Friday, 3 July 2015

GOOD BY AIRCRAFT AND HELLO FRAM

GOOD BY AIRCRAFT AND HELLO FRAM:
It was a welcome task to stretch our legs after the long and cramped flights. We arrived at the Kangerlussuaq airport under clear blue skies and headed for the buses that will take us on introductory tours of the region before heading to the FRAM.
The airfield is quite large as it was developed in early 1942 as a re-fueling site for World War II aircraft being flown from the U. S. via Canada to Great Britain. At present this airfield is the main international air terminal for Greenland. Here we boarded buses and some of us went to the glacier front of the Greenland ice-cap while others of us went on a tundra safari.
 Eventually the buses drove down the long gravel road to the wharf where we unloaded and learned to put on our orange lifejackets. The final leg of our journey to the FRAM was a Polarcirkel boat ride out to the FRAM, as she rested comfortably at anchor in the fjord. We will become quite familiar with these sturdy boats as they are the craft that will take us ashore when the FRAM visits the small villages that do not have docks that would allow the FRAM to tie-up alongside.

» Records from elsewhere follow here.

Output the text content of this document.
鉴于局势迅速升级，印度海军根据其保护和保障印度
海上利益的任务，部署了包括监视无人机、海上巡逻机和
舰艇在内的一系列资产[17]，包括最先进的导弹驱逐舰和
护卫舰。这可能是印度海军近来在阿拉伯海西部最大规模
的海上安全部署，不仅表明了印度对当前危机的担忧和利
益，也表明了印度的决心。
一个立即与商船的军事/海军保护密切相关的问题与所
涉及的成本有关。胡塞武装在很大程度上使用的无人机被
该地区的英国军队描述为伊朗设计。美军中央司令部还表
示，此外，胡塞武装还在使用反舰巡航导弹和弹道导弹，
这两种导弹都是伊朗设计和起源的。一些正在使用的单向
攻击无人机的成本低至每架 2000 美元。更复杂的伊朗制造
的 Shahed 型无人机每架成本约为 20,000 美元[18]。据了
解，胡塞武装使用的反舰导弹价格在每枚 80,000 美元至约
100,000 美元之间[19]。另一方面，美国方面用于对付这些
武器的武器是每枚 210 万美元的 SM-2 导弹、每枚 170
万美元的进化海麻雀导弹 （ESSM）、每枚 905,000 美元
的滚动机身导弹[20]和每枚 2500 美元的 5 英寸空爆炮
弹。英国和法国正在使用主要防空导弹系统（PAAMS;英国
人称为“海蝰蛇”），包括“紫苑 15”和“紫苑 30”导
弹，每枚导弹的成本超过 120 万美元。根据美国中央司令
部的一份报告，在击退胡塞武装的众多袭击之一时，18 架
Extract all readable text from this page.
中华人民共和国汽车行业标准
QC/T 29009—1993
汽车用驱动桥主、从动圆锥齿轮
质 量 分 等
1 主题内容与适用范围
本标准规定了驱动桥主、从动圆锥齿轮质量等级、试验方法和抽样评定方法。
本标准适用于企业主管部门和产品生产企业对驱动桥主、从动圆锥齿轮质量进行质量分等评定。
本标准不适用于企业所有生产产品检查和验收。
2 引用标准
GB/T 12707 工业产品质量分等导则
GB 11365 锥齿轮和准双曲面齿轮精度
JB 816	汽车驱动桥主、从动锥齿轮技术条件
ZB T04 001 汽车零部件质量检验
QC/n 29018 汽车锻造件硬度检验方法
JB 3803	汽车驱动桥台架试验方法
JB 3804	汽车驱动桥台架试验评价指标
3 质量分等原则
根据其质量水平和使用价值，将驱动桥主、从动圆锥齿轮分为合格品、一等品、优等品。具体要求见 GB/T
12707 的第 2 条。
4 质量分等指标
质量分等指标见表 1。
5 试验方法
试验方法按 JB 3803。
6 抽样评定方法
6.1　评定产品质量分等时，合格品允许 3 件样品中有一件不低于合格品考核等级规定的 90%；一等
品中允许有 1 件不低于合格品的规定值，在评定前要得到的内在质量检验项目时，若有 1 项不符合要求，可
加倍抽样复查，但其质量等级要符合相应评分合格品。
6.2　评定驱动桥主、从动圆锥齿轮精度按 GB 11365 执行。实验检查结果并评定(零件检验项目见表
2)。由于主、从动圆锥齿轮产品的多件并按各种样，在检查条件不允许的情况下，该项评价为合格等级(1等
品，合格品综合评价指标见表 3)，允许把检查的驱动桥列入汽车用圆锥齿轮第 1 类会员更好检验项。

On-board the FRAM lines we turned in our passports to the ships purser and we were assigned our cabins and registered in the ships computer system. While on-board the FRAM we will not need our wallets or our money or our credit cards. Our new ships identification card acts as the key to our cabin door and even allows us to shop at the ships store.

Our luggage was outside our cabins and we had little time to unpack as the mandatory safety drill was held and we learned the location of our lifeboat stations. After the drill it was dinnertime and we were underway Southwest in the 170km or 103mi long Sondre Stromfjord.

The sun was still shining, brightly illuminating the small green mosses and lichens on the scarred rock walls of the fjord. 
                                        Captains welcome at the Observation Lounge "Qilak".